13  

ГЛАВА XII

{2}Возвращаясь домой, он переигрывал в уме все удары, обращал поражение в победу и качал головой: трудно, трудно изловить счастье. Скрытые листвой, журчали ручьи, с мокрых мест на дороге вспархивали голубые бабочки, в кустах возились птицы, — все было до грусти солнечно и беспечно. Вечером, после обеда, сидели, как всегда, в гостиной, дверь была широко открыта на террасу, и, так как испортилось электричество, горели в канделябрах свечи: изредка пламя их наклонялось, и тогда из-под всех кресел вытягивались черные тени. Мартын, копая в носу, читал томик Мопассана со старомодными иллюстрациями: Бель-Ами, усатый, в стоячем воротничке, обнажающий с ловкостью камеристки стыдливую, широкобедрую женщину.

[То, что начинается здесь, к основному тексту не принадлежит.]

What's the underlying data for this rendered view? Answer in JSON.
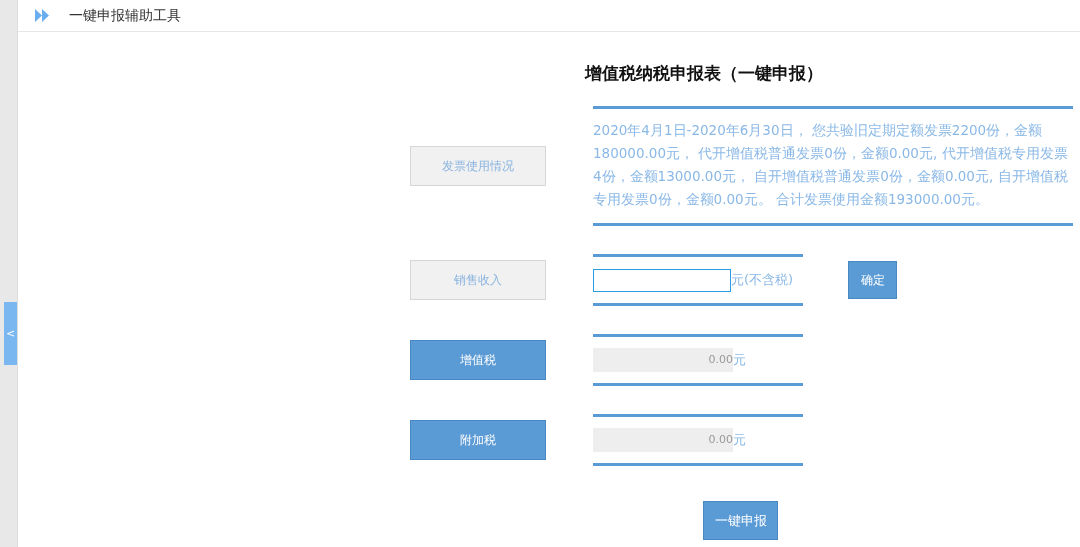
{
  "header": {
    "title": "一键申报辅助工具"
  },
  "sidebar_toggle": {
    "label": "<"
  },
  "form": {
    "title": "增值税纳税申报表（一键申报）",
    "rows": [
      {
        "kind": "info",
        "label": "发票使用情况",
        "highlighted": false,
        "text": "2020年4月1日-2020年6月30日， 您共验旧定期定额发票2200份，金额180000.00元， 代开增值税普通发票0份，金额0.00元, 代开增值税专用发票4份，金额13000.00元， 自开增值税普通发票0份，金额0.00元, 自开增值税专用发票0份，金额0.00元。 合计发票使用金额193000.00元。"
      },
      {
        "kind": "input",
        "label": "销售收入",
        "highlighted": false,
        "unit": "元(不含税)",
        "button": "确定"
      },
      {
        "kind": "readonly",
        "label": "增值税",
        "highlighted": true,
        "value": "0.00",
        "unit": "元"
      },
      {
        "kind": "readonly",
        "label": "附加税",
        "highlighted": true,
        "value": "0.00",
        "unit": "元"
      }
    ],
    "submit": "一键申报"
  }
}
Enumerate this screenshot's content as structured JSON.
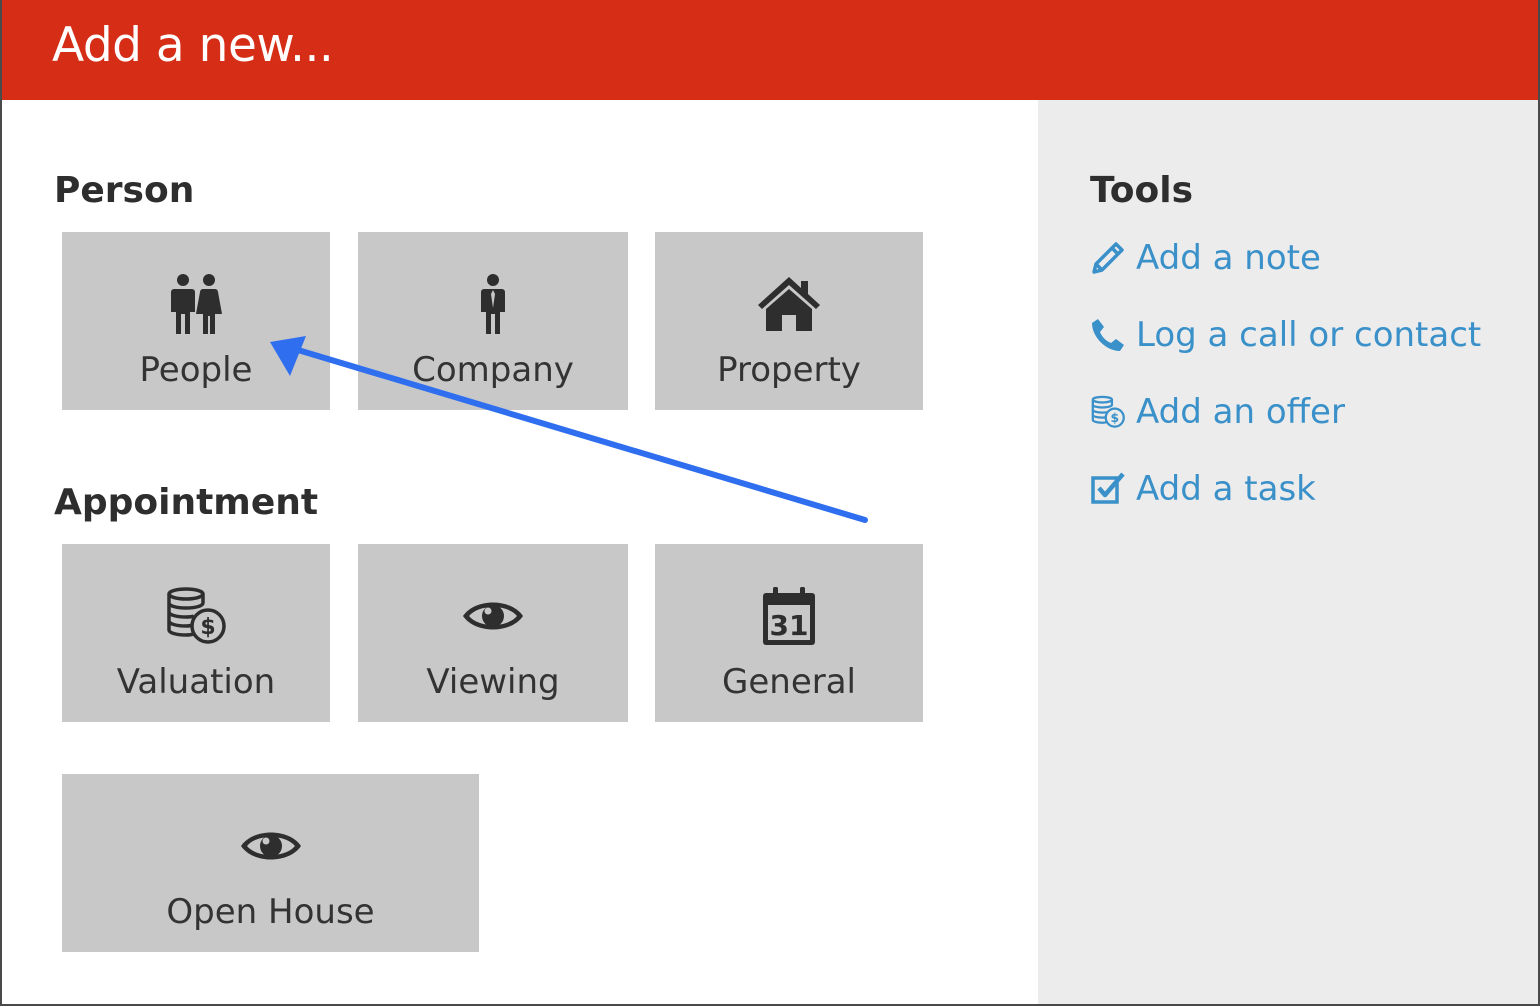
{
  "header": {
    "title": "Add a new..."
  },
  "person": {
    "title": "Person",
    "tiles": [
      {
        "label": "People",
        "icon": "people-icon"
      },
      {
        "label": "Company",
        "icon": "businessman-icon"
      },
      {
        "label": "Property",
        "icon": "house-icon"
      }
    ]
  },
  "appointment": {
    "title": "Appointment",
    "tiles": [
      {
        "label": "Valuation",
        "icon": "coins-dollar-icon"
      },
      {
        "label": "Viewing",
        "icon": "eye-icon"
      },
      {
        "label": "General",
        "icon": "calendar-icon"
      },
      {
        "label": "Open House",
        "icon": "eye-icon"
      }
    ]
  },
  "tools": {
    "title": "Tools",
    "items": [
      {
        "label": "Add a note",
        "icon": "pencil-icon"
      },
      {
        "label": "Log a call or contact",
        "icon": "phone-icon"
      },
      {
        "label": "Add an offer",
        "icon": "coins-dollar-icon"
      },
      {
        "label": "Add a task",
        "icon": "checkbox-icon"
      }
    ]
  },
  "colors": {
    "header_bg": "#d52d16",
    "tile_bg": "#c8c8c8",
    "tools_bg": "#ececec",
    "link": "#3a90c9",
    "annotation_arrow": "#2f6fef"
  }
}
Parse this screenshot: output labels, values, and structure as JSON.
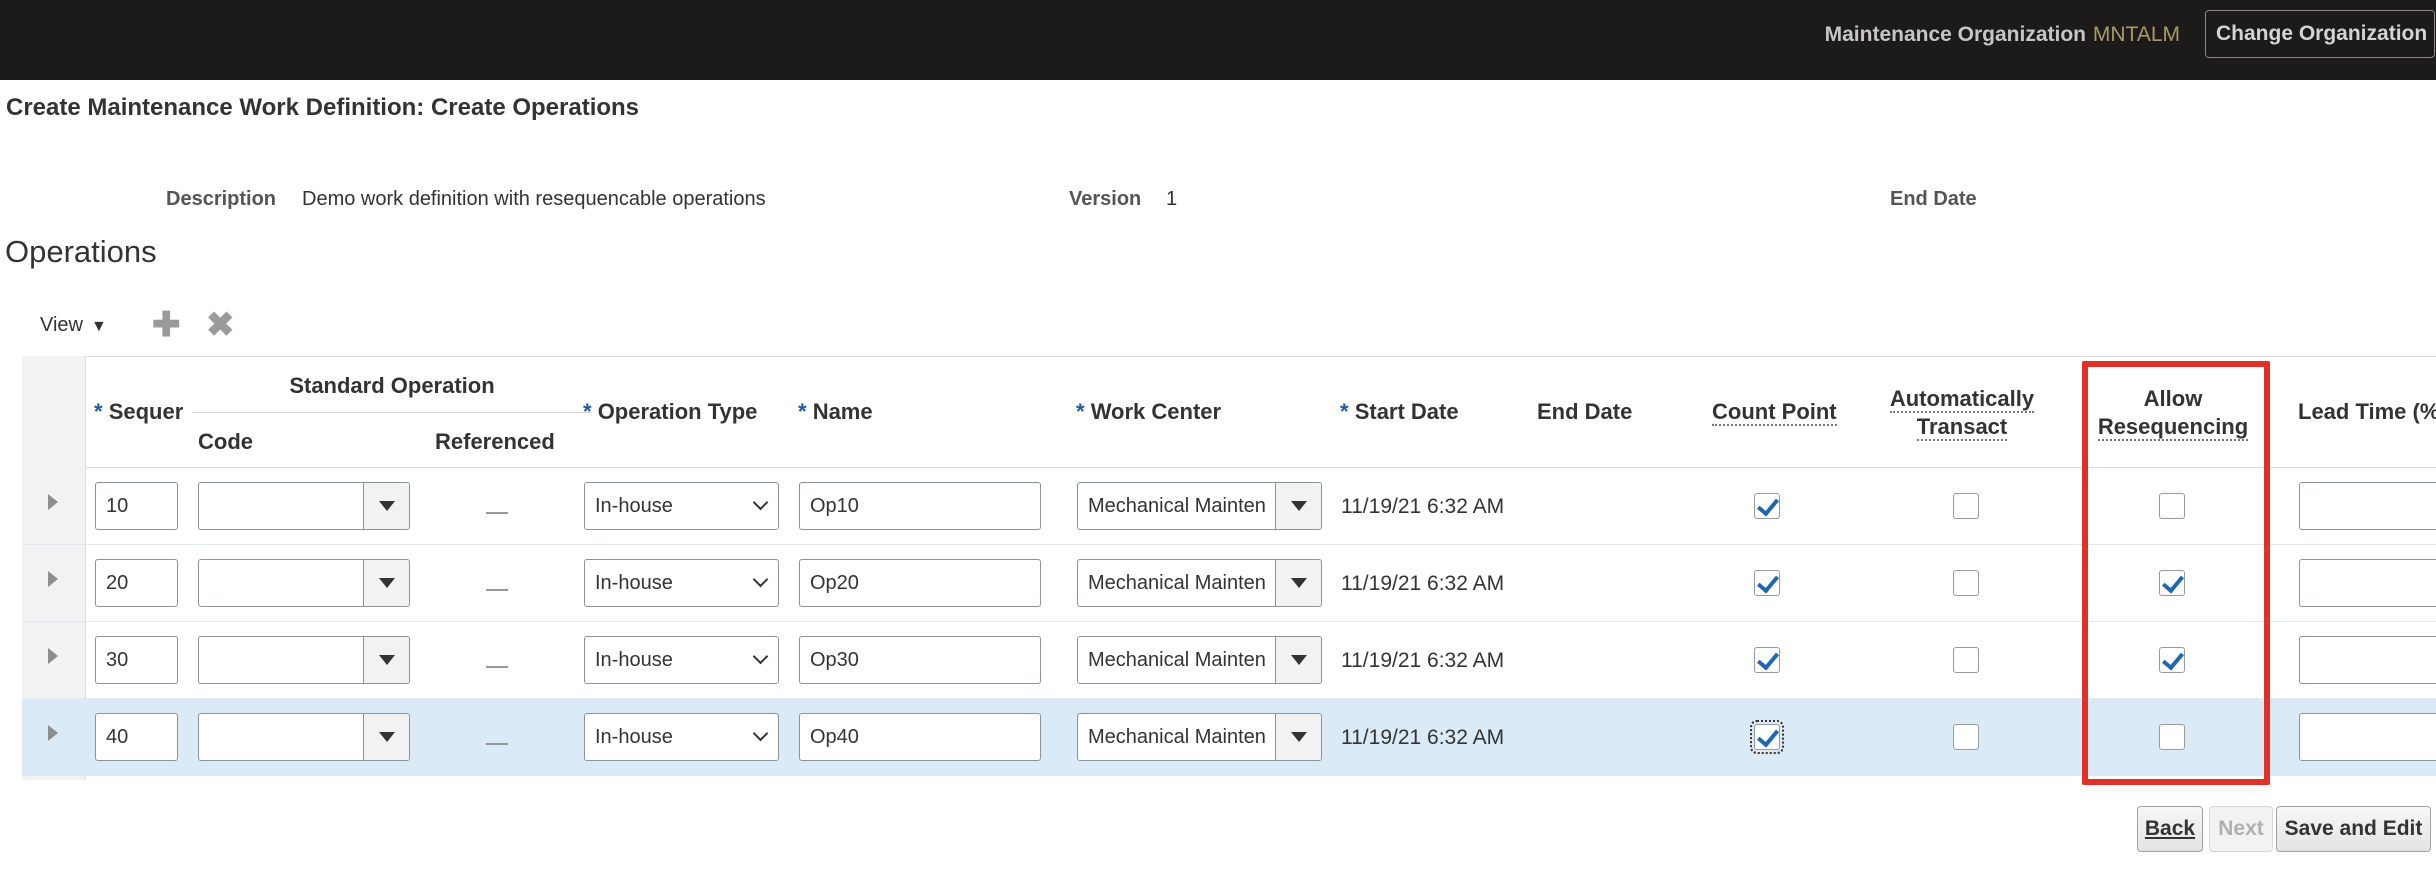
{
  "header": {
    "org_label": "Maintenance Organization",
    "org_value": "MNTALM",
    "change_org_button": "Change Organization"
  },
  "page": {
    "title": "Create Maintenance Work Definition: Create Operations"
  },
  "summary": {
    "description_label": "Description",
    "description_value": "Demo work definition with resequencable operations",
    "version_label": "Version",
    "version_value": "1",
    "end_date_label": "End Date"
  },
  "operations": {
    "section_title": "Operations",
    "toolbar": {
      "view_label": "View",
      "add_icon": "plus-icon",
      "delete_icon": "x-icon"
    },
    "columns": {
      "sequence": "Sequer",
      "standard_operation": "Standard Operation",
      "code": "Code",
      "referenced": "Referenced",
      "operation_type": "Operation Type",
      "name": "Name",
      "work_center": "Work Center",
      "start_date": "Start Date",
      "end_date": "End Date",
      "count_point": "Count Point",
      "auto_transact_1": "Automatically",
      "auto_transact_2": "Transact",
      "allow_reseq_1": "Allow",
      "allow_reseq_2": "Resequencing",
      "lead_time": "Lead Time (%"
    },
    "required_marker": "*",
    "referenced_empty": "—",
    "rows": [
      {
        "sequence": "10",
        "code": "",
        "operation_type": "In-house",
        "name": "Op10",
        "work_center": "Mechanical Mainten",
        "start_date": "11/19/21 6:32 AM",
        "end_date": "",
        "count_point": true,
        "auto_transact": false,
        "allow_resequencing": false,
        "lead_time": ""
      },
      {
        "sequence": "20",
        "code": "",
        "operation_type": "In-house",
        "name": "Op20",
        "work_center": "Mechanical Mainten",
        "start_date": "11/19/21 6:32 AM",
        "end_date": "",
        "count_point": true,
        "auto_transact": false,
        "allow_resequencing": true,
        "lead_time": ""
      },
      {
        "sequence": "30",
        "code": "",
        "operation_type": "In-house",
        "name": "Op30",
        "work_center": "Mechanical Mainten",
        "start_date": "11/19/21 6:32 AM",
        "end_date": "",
        "count_point": true,
        "auto_transact": false,
        "allow_resequencing": true,
        "lead_time": ""
      },
      {
        "sequence": "40",
        "code": "",
        "operation_type": "In-house",
        "name": "Op40",
        "work_center": "Mechanical Mainten",
        "start_date": "11/19/21 6:32 AM",
        "end_date": "",
        "count_point": true,
        "auto_transact": false,
        "allow_resequencing": false,
        "lead_time": "",
        "selected": true
      }
    ]
  },
  "footer": {
    "back_button": "Back",
    "next_button": "Next",
    "save_edit_button": "Save and Edit"
  },
  "colors": {
    "highlight": "#e0302a",
    "selected_row": "#dbeaf7",
    "checkbox_check": "#1f67b1"
  }
}
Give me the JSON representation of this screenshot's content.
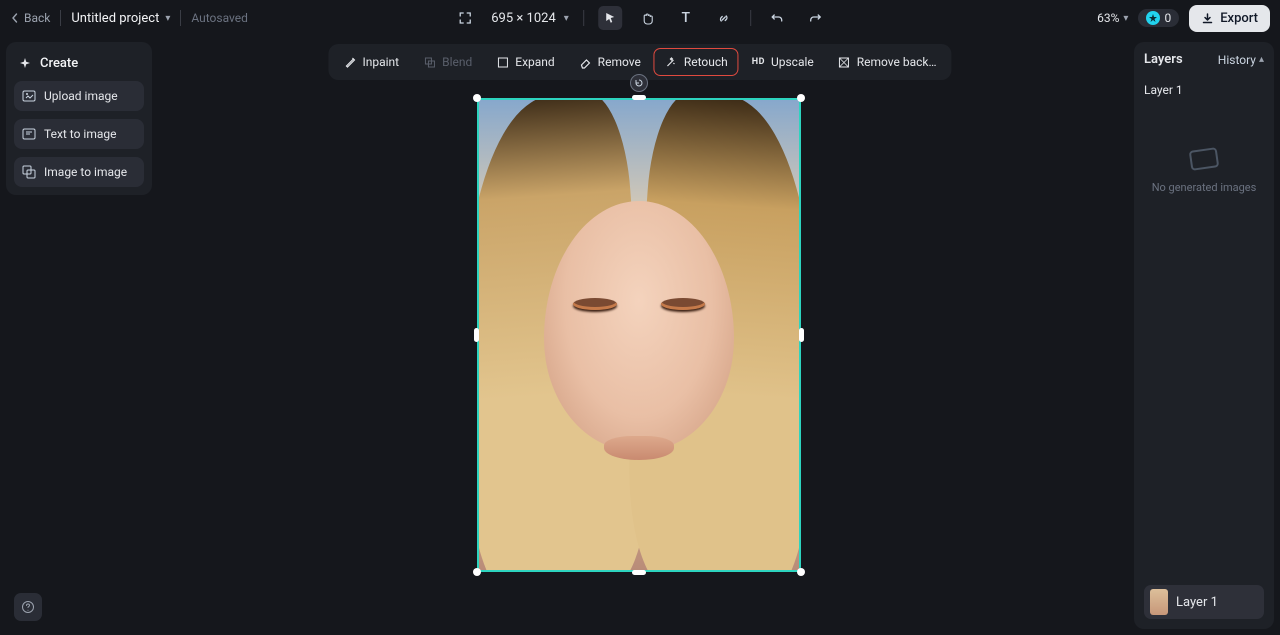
{
  "header": {
    "back_label": "Back",
    "project_name": "Untitled project",
    "autosaved_label": "Autosaved",
    "dimensions": "695 × 1024",
    "zoom_pct": "63%",
    "credits": "0",
    "export_label": "Export"
  },
  "sidebar": {
    "create_label": "Create",
    "items": [
      {
        "label": "Upload image"
      },
      {
        "label": "Text to image"
      },
      {
        "label": "Image to image"
      }
    ]
  },
  "toolbar": {
    "inpaint": "Inpaint",
    "blend": "Blend",
    "expand": "Expand",
    "remove": "Remove",
    "retouch": "Retouch",
    "upscale": "Upscale",
    "remove_bg": "Remove back…"
  },
  "right": {
    "layers_label": "Layers",
    "history_label": "History",
    "layer_static": "Layer 1",
    "empty_msg": "No generated images",
    "selected_layer": "Layer 1"
  }
}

Дядя Генрих, отложив газету и подбоченясь, смотрел на карты, которые раскладывала на ломберном столе Софья Дмитриевна. В окна и в дверь напирала с террасы теплая, черная ночь. Подняв голову, Мартын вдруг настораживался, словно был какой-то смутный призыв в этой гармонии ночи и свеч. “Последний раз он у меня вышел в России, — проговорила Софья Дмитриевна. — Он вообще выходит очень редко”. Расставя пальцы, она собрала рассыпанные по столу карты и принялась их вновь тасовать. Дядя Генрих вздохнул.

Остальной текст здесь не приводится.